India’s drug regulator approved the emergency use of the vaccine developed by Oxford University, as well as another developed by Indian firm Bharat Biotech, but the government has not placed firm orders with either firm.
Senior officials have been discussing the terms of the deal with the Serum Institute for weeks, hoping to cut prices below $ 3 per injection, one of the sources with direct knowledge told Reuters.
Serum CEO Adar Poonawalla had told CNBC-TV18 in November that the vaccine would be priced at around Rs 1,000 ($ 13.55) per dose for the private market in India and cost the government around 250. Indian rupees ($ 3.40) per dose.
Some officials are looking at the possibility of a further drop in prices, the source said. Vaccinating a country of more than 1.3 billion people comes at great cost and every rupee saved would help, the source said.
“Any government would do this, we have to keep costs down,” the source said.
“Price is a problem with Serum. The government must control it,” said another official, who spoke on condition of anonymity.
India’s federal Health Ministry and the Serum Institute did not respond to requests for comment.
On Saturday, the government announced that the immunization program will begin on January 16. The plan is to cover 300 million people in the first part of the program, starting with health workers, front-line personnel like the police, and then people over 50 and those with comorbidities.
That will require 600 million doses and Serum, the world’s largest vaccine manufacturer, has stockpiled 50 million doses for immediate distribution.

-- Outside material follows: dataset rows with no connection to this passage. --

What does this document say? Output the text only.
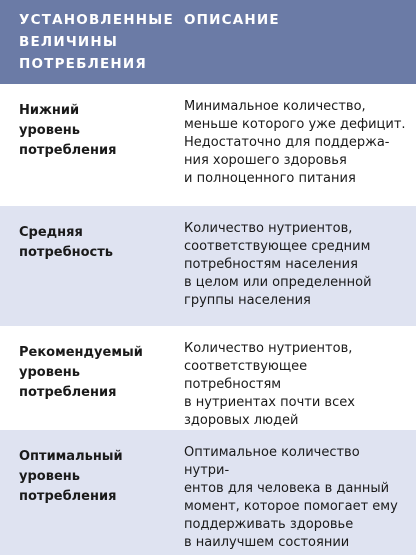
УСТАНОВЛЕННЫЕ
ВЕЛИЧИНЫ
ПОТРЕБЛЕНИЯ
ОПИСАНИЕ
Нижний
уровень
потребления
Минимальное количество,
меньше которого уже дефицит.
Недостаточно для поддержа-
ния хорошего здоровья
и полноценного питания
Средняя
потребность
Количество нутриентов,
соответствующее средним
потребностям населения
в целом или определенной
группы населения
Рекомендуемый
уровень
потребления
Количество нутриентов,
соответствующее потребностям
в нутриентах почти всех
здоровых людей
Оптимальный
уровень
потребления
Оптимальное количество нутри-
ентов для человека в данный
момент, которое помогает ему
поддерживать здоровье
в наилучшем состоянии
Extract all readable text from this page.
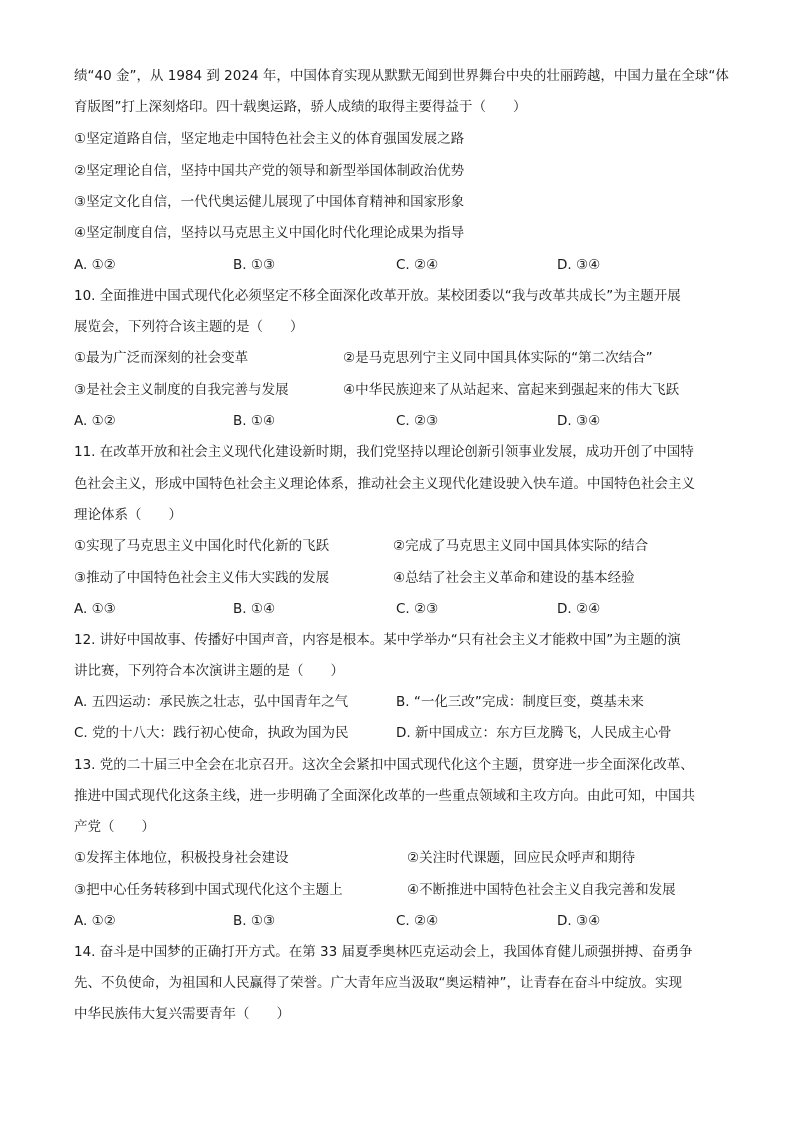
绩“40 金”，从 1984 到 2024 年，中国体育实现从默默无闻到世界舞台中央的壮丽跨越，中国力量在全球“体
育版图”打上深刻烙印。四十载奥运路，骄人成绩的取得主要得益于（　　）
①坚定道路自信，坚定地走中国特色社会主义的体育强国发展之路
②坚定理论自信，坚持中国共产党的领导和新型举国体制政治优势
③坚定文化自信，一代代奥运健儿展现了中国体育精神和国家形象
④坚定制度自信，坚持以马克思主义中国化时代化理论成果为指导
A. ①②	B. ①③	C. ②④	D. ③④
10. 全面推进中国式现代化必须坚定不移全面深化改革开放。某校团委以“我与改革共成长”为主题开展
展览会，下列符合该主题的是（　　）
①最为广泛而深刻的社会变革	②是马克思列宁主义同中国具体实际的“第二次结合”
③是社会主义制度的自我完善与发展	④中华民族迎来了从站起来、富起来到强起来的伟大飞跃
A. ①②	B. ①④	C. ②③	D. ③④
11. 在改革开放和社会主义现代化建设新时期，我们党坚持以理论创新引领事业发展，成功开创了中国特
色社会主义，形成中国特色社会主义理论体系，推动社会主义现代化建设驶入快车道。中国特色社会主义
理论体系（　　）
①实现了马克思主义中国化时代化新的飞跃	②完成了马克思主义同中国具体实际的结合
③推动了中国特色社会主义伟大实践的发展	④总结了社会主义革命和建设的基本经验
A. ①③	B. ①④	C. ②③	D. ②④
12. 讲好中国故事、传播好中国声音，内容是根本。某中学举办“只有社会主义才能救中国”为主题的演
讲比赛，下列符合本次演讲主题的是（　　）
A. 五四运动：承民族之壮志，弘中国青年之气	B. “一化三改”完成：制度巨变，奠基未来
C. 党的十八大：践行初心使命，执政为国为民	D. 新中国成立：东方巨龙腾飞，人民成主心骨
13. 党的二十届三中全会在北京召开。这次全会紧扣中国式现代化这个主题，贯穿进一步全面深化改革、
推进中国式现代化这条主线，进一步明确了全面深化改革的一些重点领域和主攻方向。由此可知，中国共
产党（　　）
①发挥主体地位，积极投身社会建设	②关注时代课题，回应民众呼声和期待
③把中心任务转移到中国式现代化这个主题上	④不断推进中国特色社会主义自我完善和发展
A. ①②	B. ①③	C. ②④	D. ③④
14. 奋斗是中国梦的正确打开方式。在第 33 届夏季奥林匹克运动会上，我国体育健儿顽强拼搏、奋勇争
先、不负使命，为祖国和人民赢得了荣誉。广大青年应当汲取“奥运精神”，让青春在奋斗中绽放。实现
中华民族伟大复兴需要青年（　　）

Nothing is yet known about the negotiations with Bharat Biotech, whose vaccine developed in collaboration with the Indian Council for Medical Research received an emergency license, although it has not completed efficacy trials.
With the Serum Institute, the government is also trying to get closer to the price it wants before authorizing any shipments for exports or private sales, authorities said.
“More than 150 countries want this vaccine. But nothing will move until the government reaches an agreement on prices,” the official said.
India has said there are no export restrictions, but has yet to formally announce export authorization despite pressure from Brazil which has requested 2 million doses of the Indian-made AstraZeneca vaccine.
The injection of AstraZeneca, locally branded Covishield in India, is expected to cover 90% of the needs of India’s mass immunization program, the official said.
The government aims to secure 600 million doses for the country’s vaccination campaign aimed at inoculating 300 million citizens over the next six to eight months.